Huffington Post: The Cobra Museum

September 28, 2012

The Cobra Museum
By: David Galenson

The conceptual art world of the 20th century produced a number of revolutionary movements that exploded like fireworks, then faded equally rapidly. One of the more engaging of these movements is memorialized in an elegant museum in a quiet suburb of Amsterdam.

After World War II, the conservatism of northern Europe prompted many radical young artists to leave their homes in search of a more progressive environment. A number of these young artists met each other in Paris, Europe’s artistic capital, and in November, 1948, formally pledged their allegiance to a new movement. This was christened CoBrA, from the capitals of the three countries represented most prominently - COpenhagen, BRussels, Amsterdam. This name was chosen from among several candidates suggested by the Belgian poet Christian Dotremont (his other proposals included Isabelle, as he noted, “for rather personal reasons”). The selection of Cobra was influenced by the recent coinage of Benelux to signal the cooperation among Belgium, the Netherlands, and Luxembourg.

Like Surrealism before it, Cobra was a loose alliance of writers and painters. Cobra’s artists did not share a common style, but rather a desire to create a radical new art that would use simple forms to produce universal symbols. As a reaction against the destruction of World War II and the stifling atmosphere of their home countries, Cobra privileged the iconoclastic, immediate, spontaneous, and primitive. A central goal was to use spontaneity to transform traditional folk art into a new kind of advanced art, accessible to all.

Cobra has had its most lasting impact in the Netherlands. The leading Dutch Cobra painters were Karel Appel, Constant (Constant Anton Niewenhuys), Corneille (Cornelis van Beverloo), and Theo Wolvekamp. Other major figures in the movement included Asger Jorn, from Denmark, and Pierre Alechinsky, from Belgium. In a manifesto for the Dutch Cobra, Constant condemned Surrealism for its intellectualism, and denounced abstraction as sterile. In contrast, Cobra wanted to create a new folk art based on expression, spontaneity, and the subconscious. The Dutch Cobra painters took their inspiration from the drawing of children, Surrealism, and the art of Miró, Picasso, Kandinsky, Klee, and Dubuffet.

The greatest of the Dutch Cobras was Karel Appel. Some of the Cobra painters fully embraced abstraction, but during the Cobra years Appel did not. Done in his late 20s, Appel’s Cobra paintings show us an imaginary world, with childlike figures made from bold blocks of bright colors.

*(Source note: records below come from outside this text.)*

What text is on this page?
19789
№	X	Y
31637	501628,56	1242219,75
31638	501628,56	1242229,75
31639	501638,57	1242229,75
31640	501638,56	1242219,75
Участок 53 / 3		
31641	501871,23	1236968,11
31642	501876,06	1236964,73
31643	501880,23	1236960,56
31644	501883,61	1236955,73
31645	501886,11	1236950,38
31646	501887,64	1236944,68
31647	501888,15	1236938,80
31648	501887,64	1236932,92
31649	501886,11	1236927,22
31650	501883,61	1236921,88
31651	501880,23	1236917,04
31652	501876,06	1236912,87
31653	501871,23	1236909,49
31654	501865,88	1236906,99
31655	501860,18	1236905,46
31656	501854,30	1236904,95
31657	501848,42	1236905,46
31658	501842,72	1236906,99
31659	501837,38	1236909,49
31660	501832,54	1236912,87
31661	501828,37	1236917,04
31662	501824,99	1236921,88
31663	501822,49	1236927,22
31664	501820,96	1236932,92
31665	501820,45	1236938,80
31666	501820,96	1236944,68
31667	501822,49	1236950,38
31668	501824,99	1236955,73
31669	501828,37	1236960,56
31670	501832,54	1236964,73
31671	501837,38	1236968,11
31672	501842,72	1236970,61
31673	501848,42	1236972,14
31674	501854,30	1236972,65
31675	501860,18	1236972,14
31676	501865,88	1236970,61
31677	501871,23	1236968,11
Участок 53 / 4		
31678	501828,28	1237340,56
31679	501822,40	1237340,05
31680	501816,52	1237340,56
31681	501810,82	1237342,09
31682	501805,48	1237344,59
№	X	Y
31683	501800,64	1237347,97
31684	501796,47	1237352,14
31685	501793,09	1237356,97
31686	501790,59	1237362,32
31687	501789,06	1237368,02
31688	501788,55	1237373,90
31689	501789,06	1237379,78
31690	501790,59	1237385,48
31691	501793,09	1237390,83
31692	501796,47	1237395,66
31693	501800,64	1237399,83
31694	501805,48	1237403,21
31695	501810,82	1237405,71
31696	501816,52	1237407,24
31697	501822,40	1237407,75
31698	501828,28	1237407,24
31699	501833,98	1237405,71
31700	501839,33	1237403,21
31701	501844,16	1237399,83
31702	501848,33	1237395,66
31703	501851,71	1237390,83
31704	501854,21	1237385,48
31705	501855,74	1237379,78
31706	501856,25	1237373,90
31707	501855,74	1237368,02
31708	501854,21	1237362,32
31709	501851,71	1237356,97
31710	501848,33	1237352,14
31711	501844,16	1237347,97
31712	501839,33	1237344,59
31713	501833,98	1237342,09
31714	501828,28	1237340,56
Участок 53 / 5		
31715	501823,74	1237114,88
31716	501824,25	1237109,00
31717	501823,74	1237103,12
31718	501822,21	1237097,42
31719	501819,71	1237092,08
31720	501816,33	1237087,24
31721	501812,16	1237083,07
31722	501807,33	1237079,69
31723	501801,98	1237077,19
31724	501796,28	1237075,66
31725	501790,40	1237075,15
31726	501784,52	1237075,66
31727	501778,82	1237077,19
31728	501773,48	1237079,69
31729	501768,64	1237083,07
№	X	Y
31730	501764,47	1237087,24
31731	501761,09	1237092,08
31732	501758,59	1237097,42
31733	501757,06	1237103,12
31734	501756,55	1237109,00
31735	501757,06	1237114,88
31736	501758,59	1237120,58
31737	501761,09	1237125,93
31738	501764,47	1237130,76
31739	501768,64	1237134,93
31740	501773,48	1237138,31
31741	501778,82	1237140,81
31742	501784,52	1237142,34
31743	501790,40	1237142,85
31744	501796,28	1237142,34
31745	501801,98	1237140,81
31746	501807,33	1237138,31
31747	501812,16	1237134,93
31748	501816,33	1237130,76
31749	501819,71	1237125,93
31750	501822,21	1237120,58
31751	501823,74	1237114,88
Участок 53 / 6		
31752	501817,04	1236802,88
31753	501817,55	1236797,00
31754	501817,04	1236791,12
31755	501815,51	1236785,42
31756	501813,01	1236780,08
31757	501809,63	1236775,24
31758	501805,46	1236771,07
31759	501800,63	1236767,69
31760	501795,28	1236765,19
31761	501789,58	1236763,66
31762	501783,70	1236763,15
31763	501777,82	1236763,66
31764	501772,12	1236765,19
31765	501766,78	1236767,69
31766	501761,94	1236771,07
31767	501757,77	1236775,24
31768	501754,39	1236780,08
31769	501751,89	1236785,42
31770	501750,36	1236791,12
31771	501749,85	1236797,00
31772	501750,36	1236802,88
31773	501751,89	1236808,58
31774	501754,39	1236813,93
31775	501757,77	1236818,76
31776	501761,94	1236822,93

Appel’s paintings of the late ‘40s and early ‘50s are like those of a child - the most inspired child artist who ever lived. They feature friendly ghosts, dragons, and other spirits, suspended in space with their oversized pets. Appel loved jazz, and he aimed to give his paintings the energy and exuberance of bebop. There are moments in the history of art when an artist’s unique vision is perfectly complemented by an innovative technical means of expression, and the result is magical. Appel’s Cobra period is one of these wonderful moments.

Cobra functioned as a group only for a few years: it was dissolved in 1951, as its young radicals discovered their own voices and went off to pursue their own goals. Yet because it was a highly conceptual movement, many of these young artists - including Appel - had already reached the peak of their development by the time the group disbanded. Cobra’s life had been short but intense.

The Cobra Museum was founded in 1995, to increase appreciation for innovative movements in Dutch modern art. Cobra was arguably one of two significant Dutch movements in 20th-century art, and it is generally overshadowed by its predecessor, De Stijl. But the excitement and freedom of Cobra stand in sharp contrast to the austerity and rigidity of De Stijl.

The Cobra Museum is in Amstelveen, a prosperous suburb of Amsterdam. It is easily reached by taking the southbound tram number 5 from central Amsterdam to its final stop, Amstelveen Binnenhof (30 minutes from downtown Amsterdam), then walking all the way through a huge shopping mall to its far southern end. In front of the museum, a large fountain by Karel Appel, resembling a supersized Rauschenberg combine, featuring a giant rooster, spouts water onto the surrounding cobblestones.

The museum itself is a sleek, modern building built into a picturesque canal. In the canal, ducks paddle past a suspended Corneille sculpture of a flying cat, oblivious to his menacing pounce.

The Cobra Museum is unfortunately well off the beaten path for tourists: there are rarely more than a few dozen visitors in the spacious building, and the entries in the guest book are mostly in Dutch (though one recent visitor wrote in French that it’s a pity the museum isn’t better known). If you’re in Amsterdam, go to the museum to see beautiful modern art in a peaceful setting, as a change of pace from the crowds of the great Amsterdam museums.